Malgré les dénégations de l’auteur en préambule (« Les personnages, les événements et les lieux décrits sont totalement imaginaires. Toute ressemblance avec des personnages, des lieux ou des faits réels serait une simple coïncidence. »), cette Big sister de l’an 2000 ressemble beaucoup plus à notre réalité que son grand frère orwellien.
Le monde de Big sister est en faillite généralisée : Dérèglements climatiques, pics de pollution incessants, empoisonnement des aliments par les produits chimiques, abrutissement des individus par les psychotropes, épidémies inexpliquées de suicides, émeutes urbaines et policiers anti-émeutes agissant et tuant dans une impunité totale, recours indispensable à des sex-simulateurs pour éprouver du plaisir, c’est un monde dans lequel tout comportement différent est considéré comme une pathologie dangereuse pour la sécurité publique.
Pour contrôler les individus et frapper avant que les comportements « déviants » ne se développent, la grande sœur veille en secret, super ordinateur à la douce voix de femme, « cube parfait de trente mètres sur trente, forme pure au ciel des Idées, archétype platonicien gris pale bourré de microprocesseurs, de silicium, de cristal et de nanotechnologies. »
Tout le talent de Jérôme Leroy s’exprime dans ses personnages, leur complexité, leur poésie et leur humanité pour trouver une sortie honorable dans ce monde pourri : Jean-Marie Geoffroy, le milliardaire repenti, le lieutenant Kieffer, Saint-Cyrien travaillant dans le centre secret au service de Big sister, Max Borde, directeur d’un musée de peinture, en retrait de la vie depuis la disparition de sa femme aimée, et Céline Loup, jeune et belle blonde au corps de liane, activiste résistante à l’abrutissement et aux folies de ce monde artificiel, elle représente de ce qu’il y a de meilleur en nous, y compris dans nos excès.
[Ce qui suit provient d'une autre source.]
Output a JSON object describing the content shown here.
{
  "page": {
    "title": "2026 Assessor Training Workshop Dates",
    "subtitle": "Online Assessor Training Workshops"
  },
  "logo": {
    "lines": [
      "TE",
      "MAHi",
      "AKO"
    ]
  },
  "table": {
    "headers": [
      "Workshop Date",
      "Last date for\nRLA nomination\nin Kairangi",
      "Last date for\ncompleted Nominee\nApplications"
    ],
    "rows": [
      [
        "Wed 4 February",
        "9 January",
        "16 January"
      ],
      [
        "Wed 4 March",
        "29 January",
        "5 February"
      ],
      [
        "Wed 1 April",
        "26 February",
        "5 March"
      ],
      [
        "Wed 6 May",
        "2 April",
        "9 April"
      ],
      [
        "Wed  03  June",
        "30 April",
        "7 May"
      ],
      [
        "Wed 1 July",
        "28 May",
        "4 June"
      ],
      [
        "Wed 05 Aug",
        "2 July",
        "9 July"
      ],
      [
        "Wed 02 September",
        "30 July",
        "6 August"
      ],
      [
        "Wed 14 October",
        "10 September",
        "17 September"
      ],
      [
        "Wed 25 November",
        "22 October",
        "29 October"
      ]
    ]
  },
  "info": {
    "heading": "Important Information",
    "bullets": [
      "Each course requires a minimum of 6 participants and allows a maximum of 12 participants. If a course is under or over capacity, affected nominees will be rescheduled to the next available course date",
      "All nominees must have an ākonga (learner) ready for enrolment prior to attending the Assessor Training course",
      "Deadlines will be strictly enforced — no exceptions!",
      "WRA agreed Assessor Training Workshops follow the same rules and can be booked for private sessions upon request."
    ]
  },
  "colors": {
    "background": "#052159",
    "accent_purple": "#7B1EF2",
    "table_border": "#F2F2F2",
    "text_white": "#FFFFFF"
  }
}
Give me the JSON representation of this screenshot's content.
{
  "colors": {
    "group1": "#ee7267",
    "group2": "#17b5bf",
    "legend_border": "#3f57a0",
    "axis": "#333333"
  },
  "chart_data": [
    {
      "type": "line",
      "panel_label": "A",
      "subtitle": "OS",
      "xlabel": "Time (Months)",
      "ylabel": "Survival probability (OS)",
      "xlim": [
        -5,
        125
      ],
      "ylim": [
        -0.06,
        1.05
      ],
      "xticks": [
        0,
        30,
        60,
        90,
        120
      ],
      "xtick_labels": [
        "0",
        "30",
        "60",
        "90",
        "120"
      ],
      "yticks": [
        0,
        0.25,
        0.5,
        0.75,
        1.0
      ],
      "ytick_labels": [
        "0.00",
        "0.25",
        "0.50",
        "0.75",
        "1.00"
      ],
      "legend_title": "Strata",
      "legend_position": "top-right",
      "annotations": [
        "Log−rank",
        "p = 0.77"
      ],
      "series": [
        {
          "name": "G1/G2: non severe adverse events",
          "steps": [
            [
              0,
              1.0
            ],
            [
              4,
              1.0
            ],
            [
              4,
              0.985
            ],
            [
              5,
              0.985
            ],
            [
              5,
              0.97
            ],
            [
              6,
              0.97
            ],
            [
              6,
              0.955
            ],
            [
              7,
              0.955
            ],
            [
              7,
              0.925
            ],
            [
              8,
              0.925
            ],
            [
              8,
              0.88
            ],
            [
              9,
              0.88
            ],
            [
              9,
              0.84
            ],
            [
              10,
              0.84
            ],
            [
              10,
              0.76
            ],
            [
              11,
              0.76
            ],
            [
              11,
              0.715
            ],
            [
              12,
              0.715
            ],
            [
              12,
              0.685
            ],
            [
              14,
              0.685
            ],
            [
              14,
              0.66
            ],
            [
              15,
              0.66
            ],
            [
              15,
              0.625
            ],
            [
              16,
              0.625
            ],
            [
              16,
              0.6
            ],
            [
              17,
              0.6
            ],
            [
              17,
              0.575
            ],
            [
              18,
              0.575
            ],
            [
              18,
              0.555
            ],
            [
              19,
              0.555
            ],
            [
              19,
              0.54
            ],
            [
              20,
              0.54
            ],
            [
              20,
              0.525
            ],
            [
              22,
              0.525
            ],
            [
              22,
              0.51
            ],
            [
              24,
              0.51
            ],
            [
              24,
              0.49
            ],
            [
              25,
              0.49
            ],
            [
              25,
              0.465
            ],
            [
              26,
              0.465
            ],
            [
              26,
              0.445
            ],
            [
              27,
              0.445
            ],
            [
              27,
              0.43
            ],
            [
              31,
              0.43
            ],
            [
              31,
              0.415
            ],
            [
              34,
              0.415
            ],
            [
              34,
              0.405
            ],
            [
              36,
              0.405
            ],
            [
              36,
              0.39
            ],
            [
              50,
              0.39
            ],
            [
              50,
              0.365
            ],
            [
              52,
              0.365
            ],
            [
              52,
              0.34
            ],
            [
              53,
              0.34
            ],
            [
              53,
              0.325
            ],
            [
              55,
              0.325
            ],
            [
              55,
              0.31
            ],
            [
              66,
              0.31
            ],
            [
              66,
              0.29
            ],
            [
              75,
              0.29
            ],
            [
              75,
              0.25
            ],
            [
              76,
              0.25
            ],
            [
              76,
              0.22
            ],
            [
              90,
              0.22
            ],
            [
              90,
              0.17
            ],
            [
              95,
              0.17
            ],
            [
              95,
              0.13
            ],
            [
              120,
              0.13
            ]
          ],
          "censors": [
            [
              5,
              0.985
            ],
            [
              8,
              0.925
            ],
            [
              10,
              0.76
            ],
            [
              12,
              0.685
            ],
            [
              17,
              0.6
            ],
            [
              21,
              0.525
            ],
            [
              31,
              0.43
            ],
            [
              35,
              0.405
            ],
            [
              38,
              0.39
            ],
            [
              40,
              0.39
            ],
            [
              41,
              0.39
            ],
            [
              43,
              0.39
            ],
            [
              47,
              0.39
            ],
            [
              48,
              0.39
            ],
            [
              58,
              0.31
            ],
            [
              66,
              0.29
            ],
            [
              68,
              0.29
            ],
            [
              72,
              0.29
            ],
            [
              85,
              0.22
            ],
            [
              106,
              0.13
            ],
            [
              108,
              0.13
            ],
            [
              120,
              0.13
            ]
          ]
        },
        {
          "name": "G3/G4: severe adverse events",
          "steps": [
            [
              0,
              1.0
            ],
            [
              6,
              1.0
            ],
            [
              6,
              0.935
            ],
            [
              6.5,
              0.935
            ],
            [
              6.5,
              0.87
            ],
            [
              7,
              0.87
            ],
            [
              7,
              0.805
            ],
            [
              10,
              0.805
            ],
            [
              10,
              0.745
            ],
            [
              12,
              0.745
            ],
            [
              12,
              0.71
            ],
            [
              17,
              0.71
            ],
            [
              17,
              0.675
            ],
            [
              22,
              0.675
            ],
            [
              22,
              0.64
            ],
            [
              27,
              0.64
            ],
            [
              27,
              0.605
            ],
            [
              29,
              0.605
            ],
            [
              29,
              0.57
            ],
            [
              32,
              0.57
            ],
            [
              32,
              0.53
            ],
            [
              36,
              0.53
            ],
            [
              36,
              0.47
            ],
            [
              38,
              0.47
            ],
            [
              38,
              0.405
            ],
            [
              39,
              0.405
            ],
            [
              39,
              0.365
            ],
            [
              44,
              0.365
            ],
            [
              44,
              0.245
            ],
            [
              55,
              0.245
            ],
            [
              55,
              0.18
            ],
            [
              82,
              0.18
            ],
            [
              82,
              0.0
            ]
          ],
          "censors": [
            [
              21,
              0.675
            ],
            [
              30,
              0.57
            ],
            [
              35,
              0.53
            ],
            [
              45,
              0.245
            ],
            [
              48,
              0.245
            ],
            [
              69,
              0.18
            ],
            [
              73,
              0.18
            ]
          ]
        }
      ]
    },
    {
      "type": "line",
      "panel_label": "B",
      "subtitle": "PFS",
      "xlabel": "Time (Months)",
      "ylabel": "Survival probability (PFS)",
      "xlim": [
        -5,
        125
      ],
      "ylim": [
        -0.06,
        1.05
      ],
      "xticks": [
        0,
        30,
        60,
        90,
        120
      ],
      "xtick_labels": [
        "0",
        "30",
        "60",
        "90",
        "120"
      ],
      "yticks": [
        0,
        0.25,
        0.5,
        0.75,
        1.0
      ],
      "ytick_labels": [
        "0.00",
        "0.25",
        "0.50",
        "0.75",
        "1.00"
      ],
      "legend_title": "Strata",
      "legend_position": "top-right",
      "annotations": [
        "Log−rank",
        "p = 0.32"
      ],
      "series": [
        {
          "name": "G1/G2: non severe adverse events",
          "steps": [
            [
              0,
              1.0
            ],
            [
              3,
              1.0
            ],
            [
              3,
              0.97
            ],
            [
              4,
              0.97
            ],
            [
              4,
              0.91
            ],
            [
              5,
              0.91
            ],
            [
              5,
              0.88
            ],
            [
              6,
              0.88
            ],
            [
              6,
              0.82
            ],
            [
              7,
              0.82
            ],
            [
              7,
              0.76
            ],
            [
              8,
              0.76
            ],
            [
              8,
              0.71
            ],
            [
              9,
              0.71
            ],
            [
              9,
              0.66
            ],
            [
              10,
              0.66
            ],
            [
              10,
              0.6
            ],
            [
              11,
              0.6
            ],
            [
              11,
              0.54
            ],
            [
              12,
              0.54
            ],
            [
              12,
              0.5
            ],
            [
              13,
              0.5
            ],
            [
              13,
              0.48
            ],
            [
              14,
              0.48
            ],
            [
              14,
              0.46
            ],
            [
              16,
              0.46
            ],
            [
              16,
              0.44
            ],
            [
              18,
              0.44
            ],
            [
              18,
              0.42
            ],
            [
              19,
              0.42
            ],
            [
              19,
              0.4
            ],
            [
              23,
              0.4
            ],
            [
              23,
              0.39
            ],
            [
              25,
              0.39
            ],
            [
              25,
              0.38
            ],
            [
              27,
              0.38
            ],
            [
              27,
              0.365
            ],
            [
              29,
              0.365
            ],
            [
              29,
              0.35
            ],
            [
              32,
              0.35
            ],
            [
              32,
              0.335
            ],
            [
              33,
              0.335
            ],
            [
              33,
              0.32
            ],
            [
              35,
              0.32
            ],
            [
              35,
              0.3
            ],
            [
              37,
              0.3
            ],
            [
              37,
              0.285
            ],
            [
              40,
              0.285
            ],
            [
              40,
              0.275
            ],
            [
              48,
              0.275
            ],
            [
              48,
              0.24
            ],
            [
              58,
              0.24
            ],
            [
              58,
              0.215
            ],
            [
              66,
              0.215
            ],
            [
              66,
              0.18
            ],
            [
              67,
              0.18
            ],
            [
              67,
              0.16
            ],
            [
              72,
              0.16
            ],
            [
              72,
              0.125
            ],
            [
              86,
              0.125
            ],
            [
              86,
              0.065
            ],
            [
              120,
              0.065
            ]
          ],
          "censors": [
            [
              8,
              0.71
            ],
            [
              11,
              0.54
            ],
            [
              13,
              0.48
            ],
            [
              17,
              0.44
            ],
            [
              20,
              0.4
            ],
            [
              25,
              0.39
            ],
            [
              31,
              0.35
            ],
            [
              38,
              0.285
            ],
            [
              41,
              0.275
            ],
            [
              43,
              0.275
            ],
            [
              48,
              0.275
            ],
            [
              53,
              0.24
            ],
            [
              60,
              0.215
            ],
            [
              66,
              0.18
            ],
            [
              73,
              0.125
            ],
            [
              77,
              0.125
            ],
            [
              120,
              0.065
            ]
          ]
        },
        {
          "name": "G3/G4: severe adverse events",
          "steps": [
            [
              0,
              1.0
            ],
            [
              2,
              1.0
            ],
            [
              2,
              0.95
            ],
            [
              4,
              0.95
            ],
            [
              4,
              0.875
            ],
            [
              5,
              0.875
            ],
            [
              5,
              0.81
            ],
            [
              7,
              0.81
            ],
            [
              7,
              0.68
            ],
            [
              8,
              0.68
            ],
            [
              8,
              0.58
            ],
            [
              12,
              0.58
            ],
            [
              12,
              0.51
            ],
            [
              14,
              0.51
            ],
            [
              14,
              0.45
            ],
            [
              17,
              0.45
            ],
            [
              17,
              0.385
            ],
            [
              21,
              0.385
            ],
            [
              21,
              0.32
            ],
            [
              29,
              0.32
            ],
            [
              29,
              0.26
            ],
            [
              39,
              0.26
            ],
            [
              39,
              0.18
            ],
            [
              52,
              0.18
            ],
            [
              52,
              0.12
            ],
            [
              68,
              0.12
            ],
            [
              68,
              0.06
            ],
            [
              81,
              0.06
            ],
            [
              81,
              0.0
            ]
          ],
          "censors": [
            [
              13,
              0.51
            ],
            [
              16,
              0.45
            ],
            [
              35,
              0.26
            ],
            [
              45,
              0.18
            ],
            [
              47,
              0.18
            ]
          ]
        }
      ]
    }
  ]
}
Et puis il y a tout de même un vrai méchant, le capitaine Dunkerque, boucher sadique exécutant des basses œuvres de la grande sœur, ... et bien sûr les états d’âme de la machine.
« La pluie redoubla, ce qui ne la dissuada pas de pousser un peu le moteur de sa voiture, une Ford Cougar presque aussi vieille qu’elle. A vingt-quatre ans, Céline Loup était consciente d’avoir des plaisirs qui entraient de plus en plus en contradiction avec la morale officielle. Elle aimait la littérature, le vin, le sexe non virtuel, les armes à feu, les penseurs radicaux, les cigarettes et bien sur la vitesse. Une véritable petite encyclopédie des nuisances à elle toute seule… »
J’ai refermé ce court roman de cent cinquante pages, très prenant et émouvant, juste avant d’atterrir à Londres à sept heures ce matin, de passer les portiques électroniques de contrôle des passeports, de sortir du parking sous l’œil des centaines de caméras de surveillance. Heureusement, le ciel semblait clair, pas de pic de pollution en vue. Là, je me serais volontiers allongée à l’ombre d’un arbre avec un recueil de poésie, plutôt que d’aller au bureau.